L’entourage du chef de l’Etat fait remarquer, en outre, que «les populistes italiens, Luigi Di Maio en tête, ont bien compris qu’ils ne pouvaient pas gagner sur une ligne radicalement anti-européenne». Il est vrai que le jeune leader du M5S avait jugé utile, pendant la campagne, de rendre publique une «lettre ouverte à Emmanuel Macron» : «Je suis sûr que lorsque nous nous connaîtrons mieux, vous vous rendrez compte que notre mouvement, non seulement n’est pas une menace, mais qu’il propose les meilleures solutions pour de nombreux problèmes de l’Europe», écrivait le leader populiste sur son blog.

«Capital politique»

Arrivé en tête dimanche avec 32% des suffrages, le M5S s’est bien gardé de faire campagne sur un éventuel retrait de l’Italie de la zone euro, perspective qui lui avait servi de tremplin pour accéder à la scène politique nationale en 2013. «Di Maio a bien vu comment Marine Le Pen avait été mise en difficulté sur cette question.
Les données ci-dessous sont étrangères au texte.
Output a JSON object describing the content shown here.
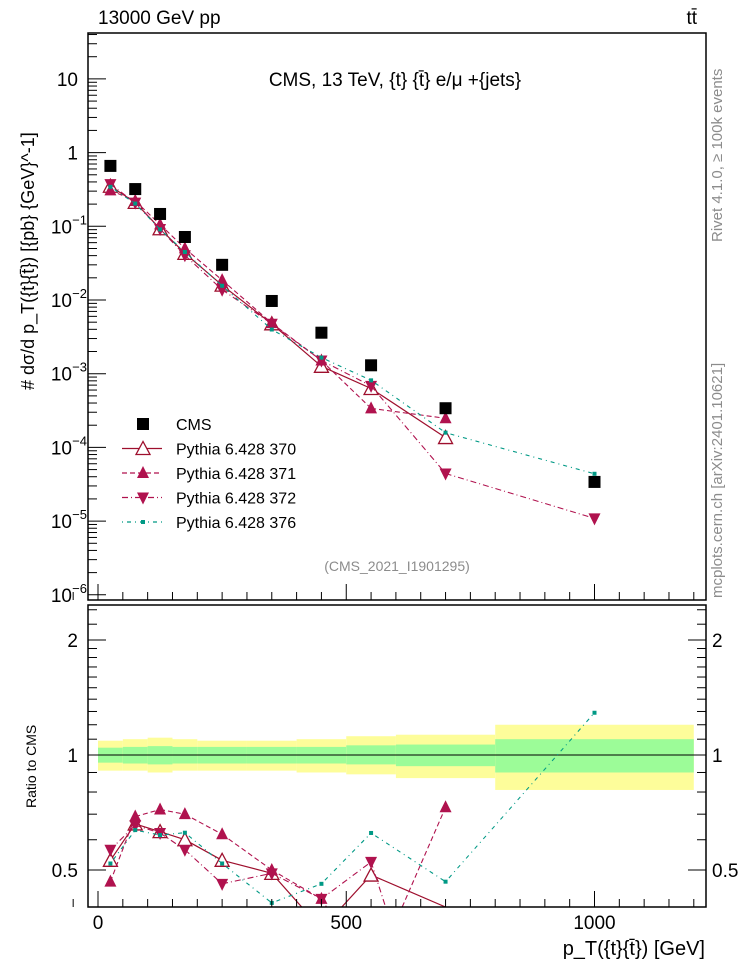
{
  "header": {
    "energy_label": "13000 GeV pp",
    "process_label": "tt̄",
    "plot_title": "CMS, 13 TeV, {t} {t̄} e/μ +{jets}",
    "watermark": "(CMS_2021_I1901295)",
    "side_rivet": "Rivet 4.1.0, ≥ 100k events",
    "side_mcplots": "mcplots.cern.ch [arXiv:2401.10621]"
  },
  "chart_data": {
    "type": "scatter",
    "title": "CMS, 13 TeV, {t} {t̄} e/μ +{jets}",
    "xlabel": "p_T({t}{t̄}) [GeV]",
    "ylabel": "# dσ/d p_T({t}{t̄}) [{pb} {GeV}^-1]",
    "ratio_ylabel": "Ratio to CMS",
    "xlim": [
      -20,
      1225
    ],
    "ylim": [
      1e-06,
      42
    ],
    "ratio_ylim": [
      0.4,
      2.47
    ],
    "yscale": "log",
    "ratio_yscale": "log",
    "legend_position": "lower-left",
    "x_ticks": [
      {
        "v": 0,
        "label": "0"
      },
      {
        "v": 500,
        "label": "500"
      },
      {
        "v": 1000,
        "label": "1000"
      }
    ],
    "y_ticks": [
      {
        "v": 10,
        "base": "10",
        "exp": ""
      },
      {
        "v": 1,
        "base": "1",
        "exp": ""
      },
      {
        "v": 0.1,
        "base": "10",
        "exp": "−1"
      },
      {
        "v": 0.01,
        "base": "10",
        "exp": "−2"
      },
      {
        "v": 0.001,
        "base": "10",
        "exp": "−3"
      },
      {
        "v": 0.0001,
        "base": "10",
        "exp": "−4"
      },
      {
        "v": 1e-05,
        "base": "10",
        "exp": "−5"
      },
      {
        "v": 1e-06,
        "base": "10",
        "exp": "−6"
      }
    ],
    "ratio_ticks": [
      {
        "v": 2,
        "label": "2"
      },
      {
        "v": 1,
        "label": "1"
      },
      {
        "v": 0.5,
        "label": "0.5"
      }
    ],
    "bin_edges": [
      0,
      50,
      100,
      150,
      200,
      300,
      400,
      500,
      600,
      800,
      1200
    ],
    "x": [
      25,
      75,
      125,
      175,
      250,
      350,
      450,
      550,
      700,
      1000
    ],
    "data": {
      "name": "CMS",
      "values": [
        0.66,
        0.32,
        0.147,
        0.0716,
        0.03,
        0.0097,
        0.0036,
        0.0013,
        0.00034,
        3.4e-05
      ]
    },
    "ratio_band_yellow": [
      [
        0.91,
        1.09
      ],
      [
        0.91,
        1.1
      ],
      [
        0.9,
        1.11
      ],
      [
        0.91,
        1.1
      ],
      [
        0.91,
        1.09
      ],
      [
        0.91,
        1.09
      ],
      [
        0.9,
        1.1
      ],
      [
        0.89,
        1.12
      ],
      [
        0.87,
        1.13
      ],
      [
        0.81,
        1.2
      ]
    ],
    "ratio_band_green": [
      [
        0.955,
        1.045
      ],
      [
        0.95,
        1.05
      ],
      [
        0.945,
        1.055
      ],
      [
        0.95,
        1.05
      ],
      [
        0.95,
        1.05
      ],
      [
        0.95,
        1.05
      ],
      [
        0.95,
        1.05
      ],
      [
        0.945,
        1.06
      ],
      [
        0.935,
        1.065
      ],
      [
        0.9,
        1.1
      ]
    ],
    "series": [
      {
        "name": "Pythia 6.428 370",
        "marker": "open-triangle",
        "style": "solid",
        "color": "#9e0f2d",
        "ratio": [
          0.53,
          0.66,
          0.63,
          0.6,
          0.53,
          0.49,
          0.35,
          0.485,
          0.4,
          null
        ]
      },
      {
        "name": "Pythia 6.428 371",
        "marker": "triangle-up",
        "style": "dashed",
        "color": "#b0124e",
        "ratio": [
          0.466,
          0.69,
          0.72,
          0.7,
          0.62,
          0.5,
          0.42,
          0.26,
          0.73,
          null
        ]
      },
      {
        "name": "Pythia 6.428 372",
        "marker": "triangle-down",
        "style": "dashdot",
        "color": "#b0124e",
        "ratio": [
          0.565,
          0.655,
          0.625,
          0.565,
          0.46,
          0.49,
          0.42,
          0.525,
          0.13,
          0.32
        ]
      },
      {
        "name": "Pythia 6.428 376",
        "marker": "small-square",
        "style": "dotdash",
        "color": "#009985",
        "ratio": [
          0.52,
          0.636,
          0.617,
          0.626,
          0.52,
          0.41,
          0.46,
          0.625,
          0.466,
          1.29
        ]
      }
    ]
  }
}
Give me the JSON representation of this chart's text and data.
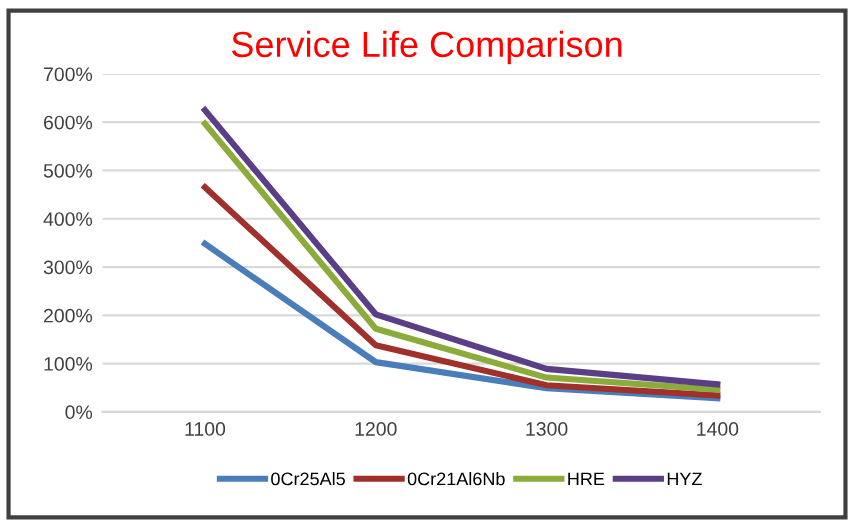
{
  "chart_data": {
    "type": "line",
    "title": "Service Life Comparison",
    "categories": [
      "1100",
      "1200",
      "1300",
      "1400"
    ],
    "series": [
      {
        "name": "0Cr25Al5",
        "color": "#4a7ebb",
        "values": [
          348,
          103,
          49,
          28
        ]
      },
      {
        "name": "0Cr21Al6Nb",
        "color": "#a0302c",
        "values": [
          465,
          138,
          55,
          34
        ]
      },
      {
        "name": "HRE",
        "color": "#8bab3a",
        "values": [
          597,
          172,
          71,
          46
        ]
      },
      {
        "name": "HYZ",
        "color": "#5b3f86",
        "values": [
          625,
          202,
          89,
          57
        ]
      }
    ],
    "ylim": [
      0,
      700
    ],
    "yticks": [
      {
        "value": 0,
        "label": "0%"
      },
      {
        "value": 100,
        "label": "100%"
      },
      {
        "value": 200,
        "label": "200%"
      },
      {
        "value": 300,
        "label": "300%"
      },
      {
        "value": 400,
        "label": "400%"
      },
      {
        "value": 500,
        "label": "500%"
      },
      {
        "value": 600,
        "label": "600%"
      },
      {
        "value": 700,
        "label": "700%"
      }
    ],
    "grid": "y",
    "legend": "bottom",
    "marker": "none",
    "line_style": "solid"
  }
}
Il a manifestement estimé, dans sa campagne, qu’il avait du capital politique à gagner en s’adressant publiquement à Emmanuel Macron», fait encore remarquer l’Elysée.

Après comme avant les élections italiennes, les stratèges du parti LREM ne renoncent donc pas à leur prétention de renouveler l’offre politique à l’occasion des Européennes de 2019. Macron s’en était expliqué le 13 février lors d’un échange avec la presse présidentielle. Il prétend mettre aussi l’Europe «en marche» en exportant à Bruxelles, la «recomposition» qu’il a provoqué à Paris. «Cette ambition pourra paraître démesurée. Mais c’est le seul moyen de sortir de l’étranglement des mouvements populistes», note le député LREM Jacques Maire.

Europe forteresse ou Europe «qui protège»

L’évolution de la situation politique en Autriche lui donne quelques raisons d’espérer. A peine élu chancelier à la tête d’une coalition avec l’extrême droite populiste (FPÖ), Sebastian Kurz ne s’est-il pas aussitôt employé à faire une démonstration d’eurocompatibilité ? Le 12 janvier, il choisissait Paris comme destination de sa première visite officielle. A l’Elysée, Emmanuel Macron avait salué son «volontarisme» et ses points de convergence avec lui, au nom d’une «Europe qui protège». Kurz avait répondu en demandant à «être jugé sur ses actes», et sur la politique «proeuropéenne», qu’il serait bien décidé à conduire.

Est-ce à dire que «la refondation» marconienne pourrait s’accommoder de l’extrême droite au pouvoir à Vienne et peut-être demain à Rome ? L’Elysée ne pousse pas si loin l’optimisme. Car l’Europe forteresse dont rêve l’extrême droite n’est pas tout à fait «l’Europe qui protège» prônée par Macron. «Ils vont être très raides sur la question migratoire», reconnaît-on à Paris, sans pouvoir exclure qu’un futur gouvernement italien puisse dépasser, à ce propos, les limites de l’acceptable.